Departemen Dalam Negeri bersama dengan Direktorat Jenderal Pengembangan Pedesaan telahmelaksanakan program untuk mendukung anakanak dari keluarga sasaran untuk melanjutkan pendidikan dengan cara memberikan beasiswa. Masyarakat dan keluarga didorong oleh penyuluh yang dilatih khusus, untuk mengirim anak-anak mereka ke sekolah dan bukannya ke tempat kerja.

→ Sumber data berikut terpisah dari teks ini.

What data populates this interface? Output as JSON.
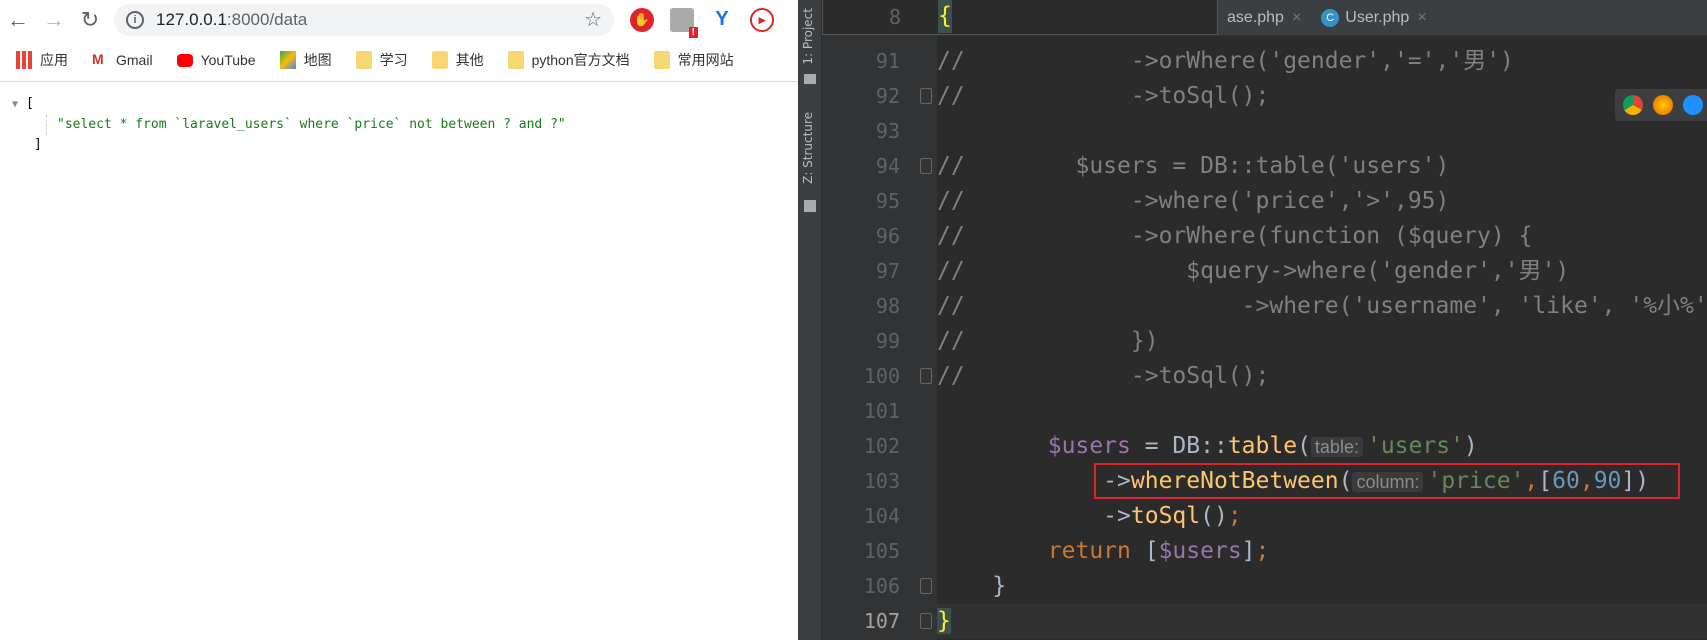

Model seperti ini dianggap berhasil dan dijiplak untuk digunakan di provinsi lain. Pekerja anak juga dimasukkan ke dalam program kerja Departemen Pendidikan Nasional,Di pengaturan kembali program pendidikan non-formal yang dilakukan pemerintah untuk memenuhi kebutuhan anak-anak yang bekerja dengan cara mengadaptasi metodologi pengajaran dan meningkatkan akses anak-anak yang bekerja terhadap program ini. Kegiatan semacam ini sudah lama berusaha mempengaruhi Direktorat Pendidikan Masyarakat untuk mengakui adanya masalah pekerja anak dan memikirkan kembali peran pendidikan nonformal dalam mendukung upaya-upaya penghapusan pekerja anak. Dengan mempertimbangkan jumlah dan potensi dalam pencapaian pendidikan pekerja anak di rumah tangga, kelompok anak-anak ini dijadikan sasaran strategis untuk pencapaian 100% pendidikan wajib sembilan tahun di Indonesia.